Een vriend zegt: ‘Heb jij ooit De tijgerkat van Tomasi di Lampedusa gelezen?’
‘Nee,’ zeg ik.
‘Nog nooit van gehoord?’
‘Vaag,’ zeg ik, maar ik besef dat ik van Lamborghini, Leopardo en lampadair heb gehoord, maar niet van Lampedusa.
‘Er wordt gezegd dat het een meesterwerk is. Die man heeft één boek geschreven. Een absoluut meesterwerk.’
Die vriend houdt van schrijvers die weinig schrijven. Of die veel schrijven, maar vervolgens veel schrappen en nog minder publiceren. En ook houdt hij van zekerheden en houvast: van het beste, het mooiste, het belangrijkste. Hij zweert bij lijstjes en hiërarchie.
‘Is het een dik boek?’ vroeg ik.
‘Nee,’ zei hij. ‘Een bladzijde of 250.’
Ik noteerde de auteur en de titel op een bierviltje.
‘Lampedusa met een s,’ zei hij.
Het leek me iets voor mijn studenten van de toneelschool, met wie ik boeken uit de wereldliteratuur lees. Van iemand anders had ik onlangs als tip Ten zuiden van de grens van Haruki Murakami genoteerd, en De Radetzkymars van Joseph Roth. Het gaat al jaren zo: ik koop en lees boeken in functie van de lessen die ik moet geven en de stukken die ik moet schrijven. En altijd leg ik mijn oor te luister om tips op te vangen. Ze zijn me waardevoller dan recensies.

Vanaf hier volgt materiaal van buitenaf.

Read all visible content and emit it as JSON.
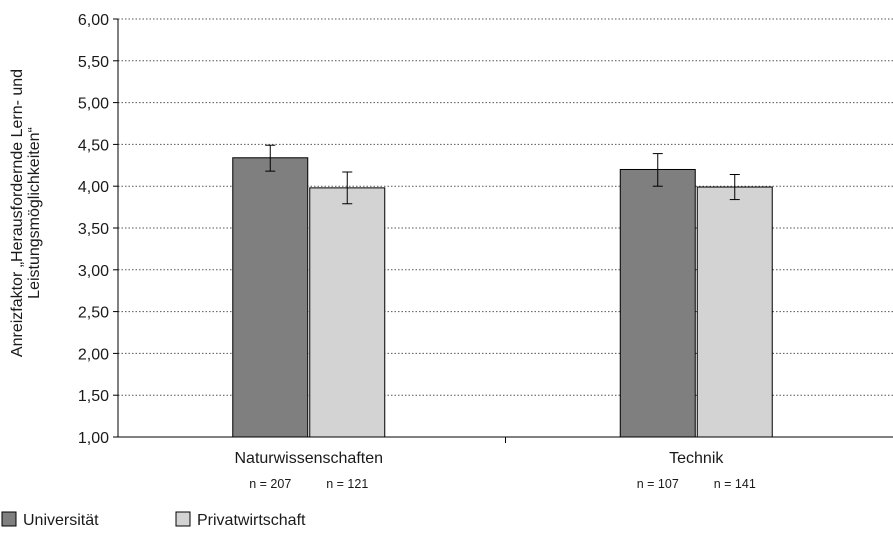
{
  "chart_data": {
    "type": "bar",
    "ylabel_lines": [
      "Anreizfaktor „Herausfordernde Lern- und",
      "Leistungsmöglichkeiten“"
    ],
    "ylim": [
      1.0,
      6.0
    ],
    "ytick_step": 0.5,
    "yticks": [
      "1,00",
      "1,50",
      "2,00",
      "2,50",
      "3,00",
      "3,50",
      "4,00",
      "4,50",
      "5,00",
      "5,50",
      "6,00"
    ],
    "grid": true,
    "categories": [
      "Naturwissenschaften",
      "Technik"
    ],
    "n_labels": [
      [
        "n = 207",
        "n = 121"
      ],
      [
        "n = 107",
        "n = 141"
      ]
    ],
    "series": [
      {
        "name": "Universität",
        "color": "#7f7f7f",
        "values": [
          4.34,
          4.2
        ],
        "error_low": [
          4.18,
          4.0
        ],
        "error_high": [
          4.49,
          4.39
        ]
      },
      {
        "name": "Privatwirtschaft",
        "color": "#d3d3d3",
        "values": [
          3.98,
          3.99
        ],
        "error_low": [
          3.79,
          3.84
        ],
        "error_high": [
          4.17,
          4.14
        ]
      }
    ],
    "legend_position": "bottom-left"
  }
}
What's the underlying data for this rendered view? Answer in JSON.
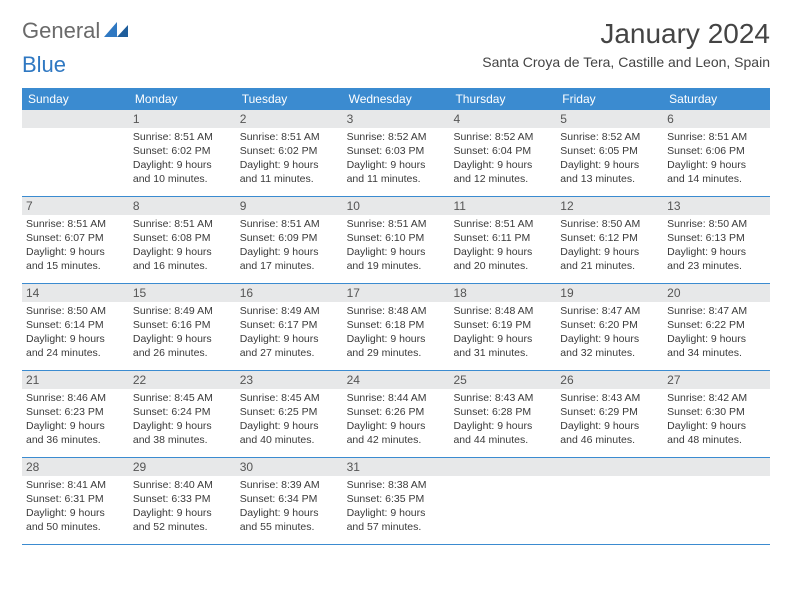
{
  "logo": {
    "part1": "General",
    "part2": "Blue"
  },
  "title": "January 2024",
  "location": "Santa Croya de Tera, Castille and Leon, Spain",
  "colors": {
    "header_bg": "#3b8bd0",
    "header_text": "#ffffff",
    "daynum_bg": "#e7e8e9",
    "daynum_text": "#555555",
    "body_text": "#3a3a3a",
    "rule": "#3b8bd0",
    "logo_gray": "#6a6a6a",
    "logo_blue": "#2f78c2"
  },
  "day_headers": [
    "Sunday",
    "Monday",
    "Tuesday",
    "Wednesday",
    "Thursday",
    "Friday",
    "Saturday"
  ],
  "weeks": [
    [
      {
        "n": "",
        "lines": []
      },
      {
        "n": "1",
        "lines": [
          "Sunrise: 8:51 AM",
          "Sunset: 6:02 PM",
          "Daylight: 9 hours",
          "and 10 minutes."
        ]
      },
      {
        "n": "2",
        "lines": [
          "Sunrise: 8:51 AM",
          "Sunset: 6:02 PM",
          "Daylight: 9 hours",
          "and 11 minutes."
        ]
      },
      {
        "n": "3",
        "lines": [
          "Sunrise: 8:52 AM",
          "Sunset: 6:03 PM",
          "Daylight: 9 hours",
          "and 11 minutes."
        ]
      },
      {
        "n": "4",
        "lines": [
          "Sunrise: 8:52 AM",
          "Sunset: 6:04 PM",
          "Daylight: 9 hours",
          "and 12 minutes."
        ]
      },
      {
        "n": "5",
        "lines": [
          "Sunrise: 8:52 AM",
          "Sunset: 6:05 PM",
          "Daylight: 9 hours",
          "and 13 minutes."
        ]
      },
      {
        "n": "6",
        "lines": [
          "Sunrise: 8:51 AM",
          "Sunset: 6:06 PM",
          "Daylight: 9 hours",
          "and 14 minutes."
        ]
      }
    ],
    [
      {
        "n": "7",
        "lines": [
          "Sunrise: 8:51 AM",
          "Sunset: 6:07 PM",
          "Daylight: 9 hours",
          "and 15 minutes."
        ]
      },
      {
        "n": "8",
        "lines": [
          "Sunrise: 8:51 AM",
          "Sunset: 6:08 PM",
          "Daylight: 9 hours",
          "and 16 minutes."
        ]
      },
      {
        "n": "9",
        "lines": [
          "Sunrise: 8:51 AM",
          "Sunset: 6:09 PM",
          "Daylight: 9 hours",
          "and 17 minutes."
        ]
      },
      {
        "n": "10",
        "lines": [
          "Sunrise: 8:51 AM",
          "Sunset: 6:10 PM",
          "Daylight: 9 hours",
          "and 19 minutes."
        ]
      },
      {
        "n": "11",
        "lines": [
          "Sunrise: 8:51 AM",
          "Sunset: 6:11 PM",
          "Daylight: 9 hours",
          "and 20 minutes."
        ]
      },
      {
        "n": "12",
        "lines": [
          "Sunrise: 8:50 AM",
          "Sunset: 6:12 PM",
          "Daylight: 9 hours",
          "and 21 minutes."
        ]
      },
      {
        "n": "13",
        "lines": [
          "Sunrise: 8:50 AM",
          "Sunset: 6:13 PM",
          "Daylight: 9 hours",
          "and 23 minutes."
        ]
      }
    ],
    [
      {
        "n": "14",
        "lines": [
          "Sunrise: 8:50 AM",
          "Sunset: 6:14 PM",
          "Daylight: 9 hours",
          "and 24 minutes."
        ]
      },
      {
        "n": "15",
        "lines": [
          "Sunrise: 8:49 AM",
          "Sunset: 6:16 PM",
          "Daylight: 9 hours",
          "and 26 minutes."
        ]
      },
      {
        "n": "16",
        "lines": [
          "Sunrise: 8:49 AM",
          "Sunset: 6:17 PM",
          "Daylight: 9 hours",
          "and 27 minutes."
        ]
      },
      {
        "n": "17",
        "lines": [
          "Sunrise: 8:48 AM",
          "Sunset: 6:18 PM",
          "Daylight: 9 hours",
          "and 29 minutes."
        ]
      },
      {
        "n": "18",
        "lines": [
          "Sunrise: 8:48 AM",
          "Sunset: 6:19 PM",
          "Daylight: 9 hours",
          "and 31 minutes."
        ]
      },
      {
        "n": "19",
        "lines": [
          "Sunrise: 8:47 AM",
          "Sunset: 6:20 PM",
          "Daylight: 9 hours",
          "and 32 minutes."
        ]
      },
      {
        "n": "20",
        "lines": [
          "Sunrise: 8:47 AM",
          "Sunset: 6:22 PM",
          "Daylight: 9 hours",
          "and 34 minutes."
        ]
      }
    ],
    [
      {
        "n": "21",
        "lines": [
          "Sunrise: 8:46 AM",
          "Sunset: 6:23 PM",
          "Daylight: 9 hours",
          "and 36 minutes."
        ]
      },
      {
        "n": "22",
        "lines": [
          "Sunrise: 8:45 AM",
          "Sunset: 6:24 PM",
          "Daylight: 9 hours",
          "and 38 minutes."
        ]
      },
      {
        "n": "23",
        "lines": [
          "Sunrise: 8:45 AM",
          "Sunset: 6:25 PM",
          "Daylight: 9 hours",
          "and 40 minutes."
        ]
      },
      {
        "n": "24",
        "lines": [
          "Sunrise: 8:44 AM",
          "Sunset: 6:26 PM",
          "Daylight: 9 hours",
          "and 42 minutes."
        ]
      },
      {
        "n": "25",
        "lines": [
          "Sunrise: 8:43 AM",
          "Sunset: 6:28 PM",
          "Daylight: 9 hours",
          "and 44 minutes."
        ]
      },
      {
        "n": "26",
        "lines": [
          "Sunrise: 8:43 AM",
          "Sunset: 6:29 PM",
          "Daylight: 9 hours",
          "and 46 minutes."
        ]
      },
      {
        "n": "27",
        "lines": [
          "Sunrise: 8:42 AM",
          "Sunset: 6:30 PM",
          "Daylight: 9 hours",
          "and 48 minutes."
        ]
      }
    ],
    [
      {
        "n": "28",
        "lines": [
          "Sunrise: 8:41 AM",
          "Sunset: 6:31 PM",
          "Daylight: 9 hours",
          "and 50 minutes."
        ]
      },
      {
        "n": "29",
        "lines": [
          "Sunrise: 8:40 AM",
          "Sunset: 6:33 PM",
          "Daylight: 9 hours",
          "and 52 minutes."
        ]
      },
      {
        "n": "30",
        "lines": [
          "Sunrise: 8:39 AM",
          "Sunset: 6:34 PM",
          "Daylight: 9 hours",
          "and 55 minutes."
        ]
      },
      {
        "n": "31",
        "lines": [
          "Sunrise: 8:38 AM",
          "Sunset: 6:35 PM",
          "Daylight: 9 hours",
          "and 57 minutes."
        ]
      },
      {
        "n": "",
        "lines": []
      },
      {
        "n": "",
        "lines": []
      },
      {
        "n": "",
        "lines": []
      }
    ]
  ]
}
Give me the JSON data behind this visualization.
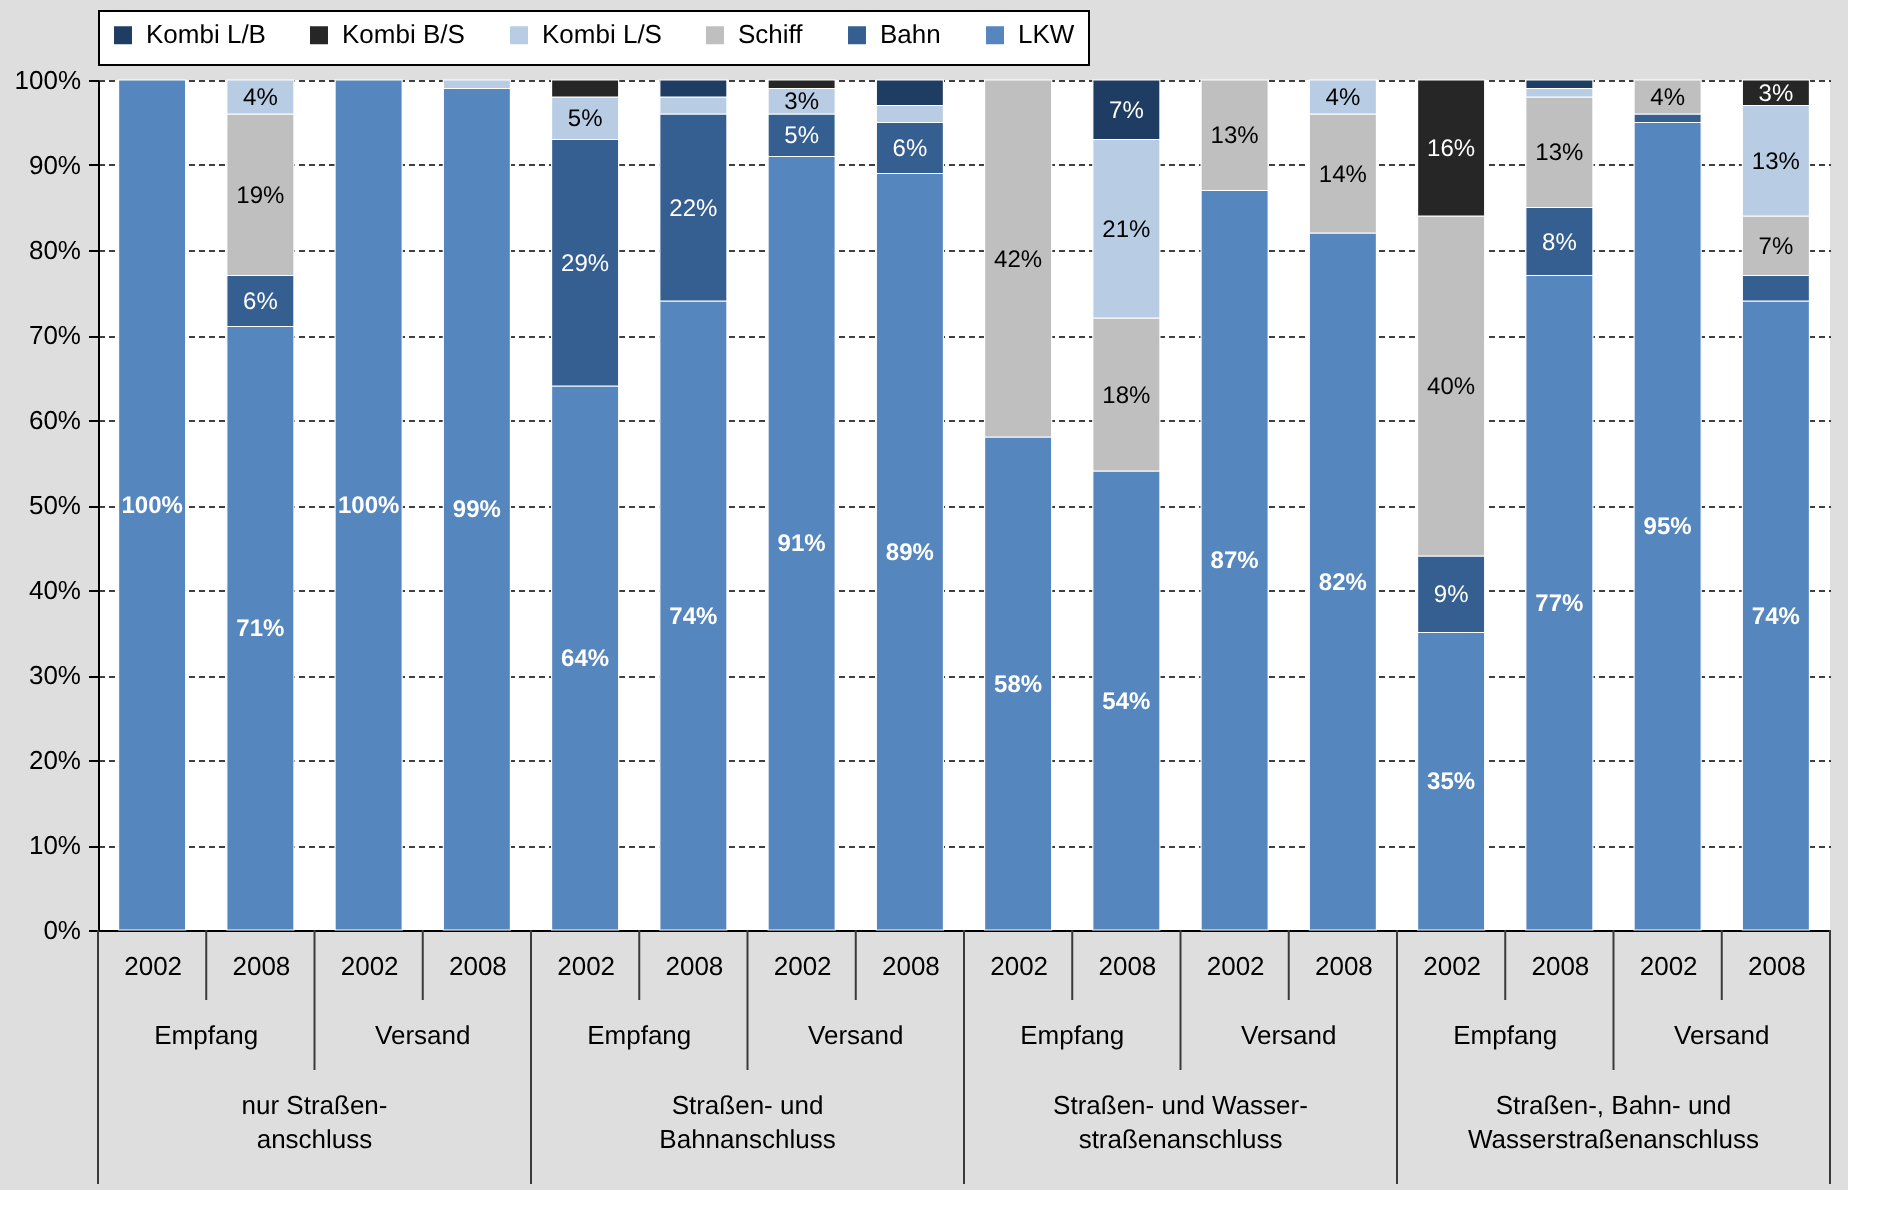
{
  "chart_data": {
    "type": "bar",
    "stacked": true,
    "categories": [
      "2002",
      "2008",
      "2002",
      "2008",
      "2002",
      "2008",
      "2002",
      "2008",
      "2002",
      "2008",
      "2002",
      "2008",
      "2002",
      "2008",
      "2002",
      "2008"
    ],
    "annotations": [
      "Empfang",
      "Versand",
      "Empfang",
      "Versand",
      "Empfang",
      "Versand",
      "Empfang",
      "Versand",
      "nur Straßen-\nanschluss",
      "Straßen- und\nBahnanschluss",
      "Straßen- und Wasser-\nstraßenanschluss",
      "Straßen-, Bahn- und\nWasserstraßenanschluss"
    ],
    "ylim": [
      0,
      100
    ],
    "yticks": [
      {
        "value": 0,
        "label": "0%"
      },
      {
        "value": 10,
        "label": "10%"
      },
      {
        "value": 20,
        "label": "20%"
      },
      {
        "value": 30,
        "label": "30%"
      },
      {
        "value": 40,
        "label": "40%"
      },
      {
        "value": 50,
        "label": "50%"
      },
      {
        "value": 60,
        "label": "60%"
      },
      {
        "value": 70,
        "label": "70%"
      },
      {
        "value": 80,
        "label": "80%"
      },
      {
        "value": 90,
        "label": "90%"
      },
      {
        "value": 100,
        "label": "100%"
      }
    ],
    "grid": "y",
    "legend": "top",
    "series": [
      {
        "name": "LKW",
        "color": "#5586be",
        "values": [
          100,
          71,
          100,
          99,
          64,
          74,
          91,
          89,
          58,
          54,
          87,
          82,
          35,
          77,
          95,
          74
        ],
        "value_labels": [
          "100%",
          "71%",
          "100%",
          "99%",
          "64%",
          "74%",
          "91%",
          "89%",
          "58%",
          "54%",
          "87%",
          "82%",
          "35%",
          "77%",
          "95%",
          "74%"
        ]
      },
      {
        "name": "Bahn",
        "color": "#365f91",
        "values": [
          null,
          6,
          null,
          null,
          29,
          22,
          5,
          6,
          null,
          null,
          null,
          null,
          9,
          8,
          1,
          3
        ],
        "value_labels": [
          null,
          "6%",
          null,
          null,
          "29%",
          "22%",
          "5%",
          "6%",
          null,
          null,
          null,
          null,
          "9%",
          "8%",
          null,
          null
        ]
      },
      {
        "name": "Schiff",
        "color": "#bfbfbf",
        "values": [
          null,
          19,
          null,
          null,
          null,
          null,
          null,
          null,
          42,
          18,
          13,
          14,
          40,
          13,
          4,
          7
        ],
        "value_labels": [
          null,
          "19%",
          null,
          null,
          null,
          null,
          null,
          null,
          "42%",
          "18%",
          "13%",
          "14%",
          "40%",
          "13%",
          "4%",
          "7%"
        ]
      },
      {
        "name": "Kombi L/S",
        "color": "#b8cce4",
        "values": [
          null,
          4,
          null,
          1,
          5,
          2,
          3,
          2,
          null,
          21,
          null,
          4,
          null,
          1,
          null,
          13
        ],
        "value_labels": [
          null,
          "4%",
          null,
          null,
          "5%",
          null,
          "3%",
          null,
          null,
          "21%",
          null,
          "4%",
          null,
          null,
          null,
          "13%"
        ]
      },
      {
        "name": "Kombi B/S",
        "color": "#262626",
        "values": [
          null,
          null,
          null,
          null,
          2,
          null,
          1,
          null,
          null,
          null,
          null,
          null,
          16,
          null,
          null,
          3
        ],
        "value_labels": [
          null,
          null,
          null,
          null,
          null,
          null,
          null,
          null,
          null,
          null,
          null,
          null,
          "16%",
          null,
          null,
          "3%"
        ]
      },
      {
        "name": "Kombi L/B",
        "color": "#1f3d63",
        "values": [
          null,
          null,
          null,
          null,
          null,
          2,
          null,
          3,
          null,
          7,
          null,
          null,
          null,
          1,
          null,
          null
        ],
        "value_labels": [
          null,
          null,
          null,
          null,
          null,
          null,
          null,
          null,
          null,
          "7%",
          null,
          null,
          null,
          null,
          null,
          null
        ]
      }
    ]
  }
}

Een aantal boeken zijn louter herinnering geworden, boeken die ik in mijn jeugd heb gelezen en die god-weet-waar zijn terechtgekomen, boeken die ik heb uitgeleend en nooit heb teruggekregen, boeken die ik op reis voor andere boeken heb geruild. Als ik wil, dan stap ik naar de boekhandel en ik koop ze opnieuw: One Flew over the Cuckoo's Nest; On the Road; Het bittere kruid; De voorstad groeit; Mijn kleine oorlog; Little Dorrit; Paulus de boskabouter; Blijf toch bij ons, Ingertje; Oorlog en vrede; Van oude mensen, de dingen die voorbijgaan; Alleen op de wereld; Our Man in Havana; The World According to Garp; De avonturen van Dik Trom; Vergeten straat; Pitty op kostschool. Maar ik hoef die boeken niet te hebben. Ze bestaan in mijn hoofd.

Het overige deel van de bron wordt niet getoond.